The left winger is 6-4, 190 pounds and had 50 goals and 39 assists in 67 games last season and was also a plus-21.
He’s the only 50-goal scorer in draft.
Here are some bullet points on Mantha from NHL.com:
• In 2012-13, he recorded five hat tricks, posted one four-goal performance and was named to the QMJHL Second All-Star Team.
• He led the Foreurs in scoring with 12 points (5-7–12) in nine games during the 2013 playoffs — Val-d’Or lost to Blainsville-Boisbrand in the second round.
• Mantha helped Team Canada capture a bronze medal at the 2012 Under-18 World Championship, scoring one goal in seven games.
• His grandfather is four-time Stanley Cup champion Andre Pronovost — he played 556 games for Montreal, Boston, Detroit and Minnesota between the 1956-57 and 1967-68 seasons.
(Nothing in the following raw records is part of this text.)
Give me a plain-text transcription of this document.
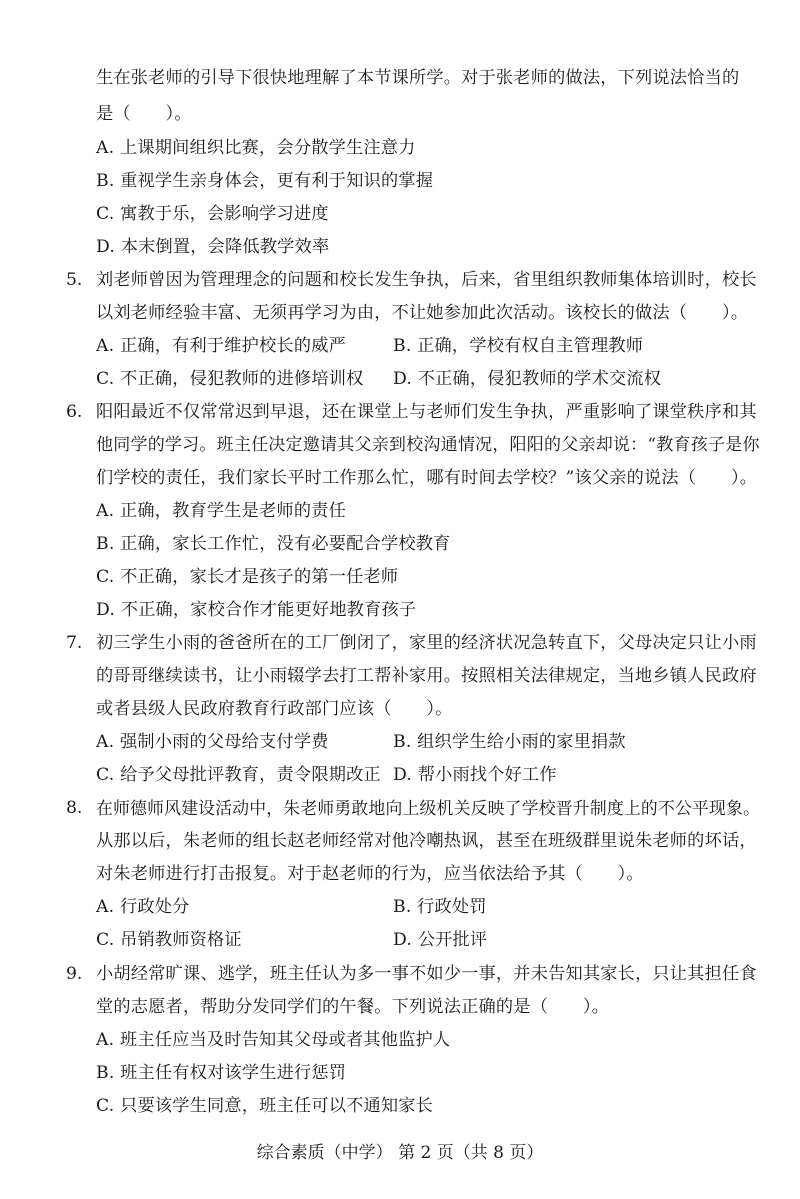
生在张老师的引导下很快地理解了本节课所学。对于张老师的做法，下列说法恰当的
是（　　）。
A. 上课期间组织比赛，会分散学生注意力
B. 重视学生亲身体会，更有利于知识的掌握
C. 寓教于乐，会影响学习进度
D. 本末倒置，会降低教学效率
5. 刘老师曾因为管理理念的问题和校长发生争执，后来，省里组织教师集体培训时，校长
以刘老师经验丰富、无须再学习为由，不让她参加此次活动。该校长的做法（　　）。
A. 正确，有利于维护校长的威严	B. 正确，学校有权自主管理教师
C. 不正确，侵犯教师的进修培训权 D. 不正确，侵犯教师的学术交流权
6. 阳阳最近不仅常常迟到早退，还在课堂上与老师们发生争执，严重影响了课堂秩序和其
他同学的学习。班主任决定邀请其父亲到校沟通情况，阳阳的父亲却说：“教育孩子是你
们学校的责任，我们家长平时工作那么忙，哪有时间去学校？”该父亲的说法（　　）。
A. 正确，教育学生是老师的责任
B. 正确，家长工作忙，没有必要配合学校教育
C. 不正确，家长才是孩子的第一任老师
D. 不正确，家校合作才能更好地教育孩子
7. 初三学生小雨的爸爸所在的工厂倒闭了，家里的经济状况急转直下，父母决定只让小雨
的哥哥继续读书，让小雨辍学去打工帮补家用。按照相关法律规定，当地乡镇人民政府
或者县级人民政府教育行政部门应该（　　）。
A. 强制小雨的父母给支付学费	B. 组织学生给小雨的家里捐款
C. 给予父母批评教育，责令限期改正 D. 帮小雨找个好工作
8. 在师德师风建设活动中，朱老师勇敢地向上级机关反映了学校晋升制度上的不公平现象。
从那以后，朱老师的组长赵老师经常对他冷嘲热讽，甚至在班级群里说朱老师的坏话，
对朱老师进行打击报复。对于赵老师的行为，应当依法给予其（　　）。
A. 行政处分	B. 行政处罚
C. 吊销教师资格证	D. 公开批评
9. 小胡经常旷课、逃学，班主任认为多一事不如少一事，并未告知其家长，只让其担任食
堂的志愿者，帮助分发同学们的午餐。下列说法正确的是（　　）。
A. 班主任应当及时告知其父母或者其他监护人
B. 班主任有权对该学生进行惩罚
C. 只要该学生同意，班主任可以不通知家长
综合素质（中学） 第 2 页（共 8 页）
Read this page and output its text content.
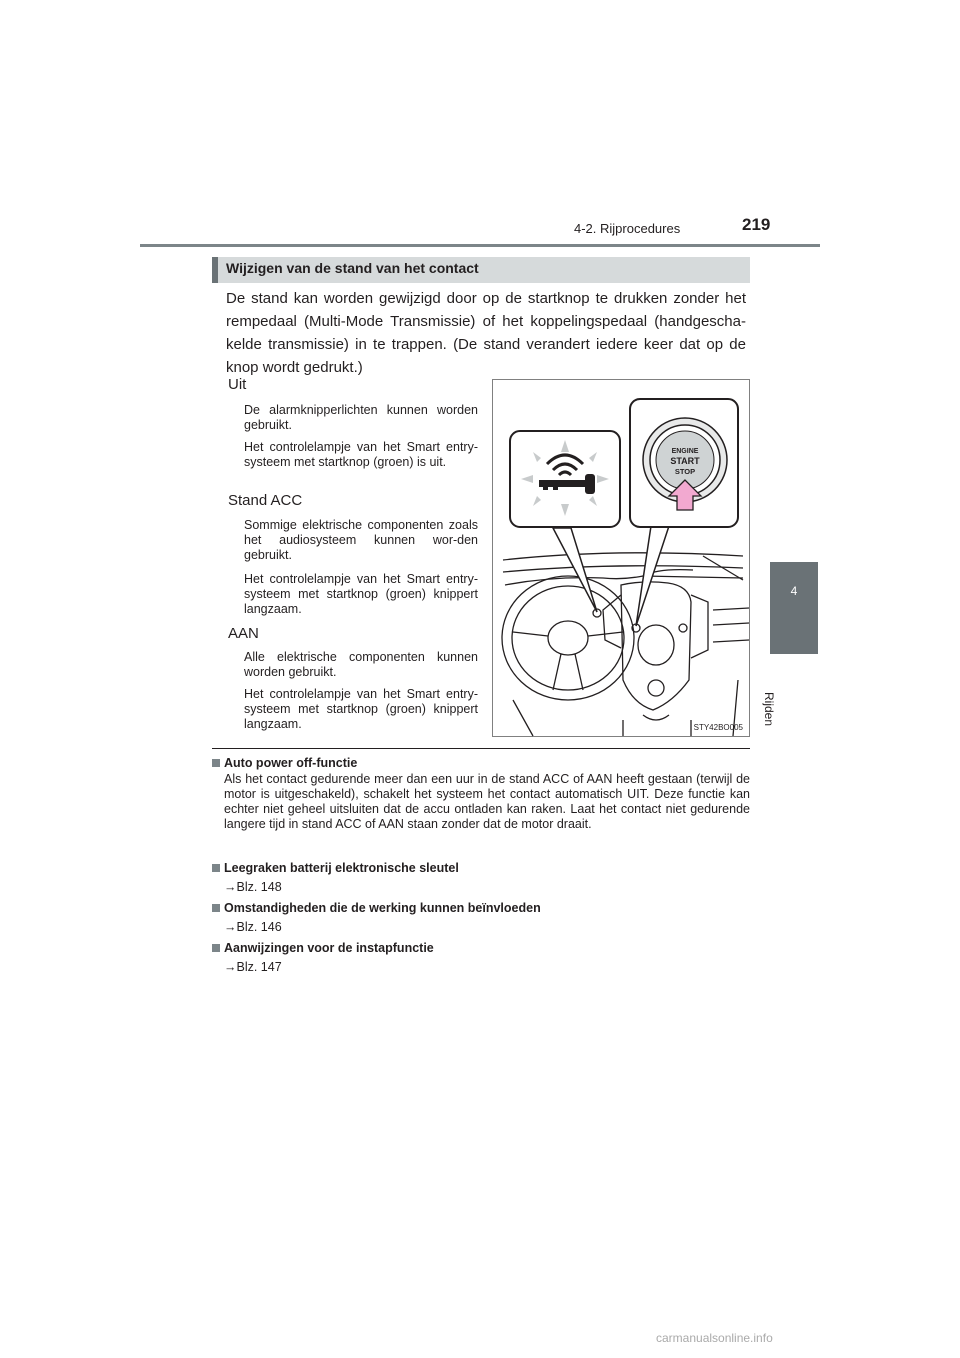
4-2. Rijprocedures	219
4
Rijden
Wijzigen van de stand van het contact
De stand kan worden gewijzigd door op de startknop te drukken zonder het rempedaal (Multi-Mode Transmissie) of het koppelingspedaal (handgescha-kelde transmissie) in te trappen. (De stand verandert iedere keer dat op de knop wordt gedrukt.)
Uit
De alarmknipperlichten kunnen worden gebruikt.
Het controlelampje van het Smart entry-systeem met startknop (groen) is uit.
Stand ACC
Sommige elektrische componenten zoals het audiosysteem kunnen wor-den gebruikt.
Het controlelampje van het Smart entry-systeem met startknop (groen) knippert langzaam.
AAN
Alle elektrische componenten kunnen worden gebruikt.
Het controlelampje van het Smart entry-systeem met startknop (groen) knippert langzaam.
ENGINE
START
STOP
STY42BO005
Auto power off-functie
Als het contact gedurende meer dan een uur in de stand ACC of AAN heeft gestaan (terwijl de motor is uitgeschakeld), schakelt het systeem het contact automatisch UIT. Deze functie kan echter niet geheel uitsluiten dat de accu ontladen kan raken. Laat het contact niet gedurende langere tijd in stand ACC of AAN staan zonder dat de motor draait.
Leegraken batterij elektronische sleutel
→Blz. 148
Omstandigheden die de werking kunnen beïnvloeden
→Blz. 146
Aanwijzingen voor de instapfunctie
→Blz. 147
carmanualsonline.info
From TSN Scout Craig Button: Anthony is a very gifted scorer. “Excellent hands and he is able to handle the puck in traffic and in tight spots and get his shot to the net in a manner that makes it difficult for goaltenders. Can attack in multiple ways, skating and shooting in stride, in traffic around the net and in a ‘post-up’ position. He has goal scoring instincts and is very quick to recognize them and take advantage. Gets himself open at the right times and is a hard player to keep in check. He is smart and recognizes where the opportunities may present themselves and is capable of making plays which allows him to impact the game in multiple ways from an offensive standpoint. He has continually progressed and he is the type of player who can make a significant offensive contribution at the NHL level.”
NHL Central Scouting’s Chris Bordeleau: “He’s a big kid with a lot of skill. He has everything you need to succeed — he can skate, he’s smart, he reads the play, he has everything. He might need to work on his defensive game, but he can be taught that. You can’t teach talent like he has, or hands like he has.”
Val-d’Or head coach Mario Durocher: “He’s a very intelligent kid. It’s great talking hockey with him. He’s always asking the right questions in practice and even pointing things out that we might have missed sometimes.”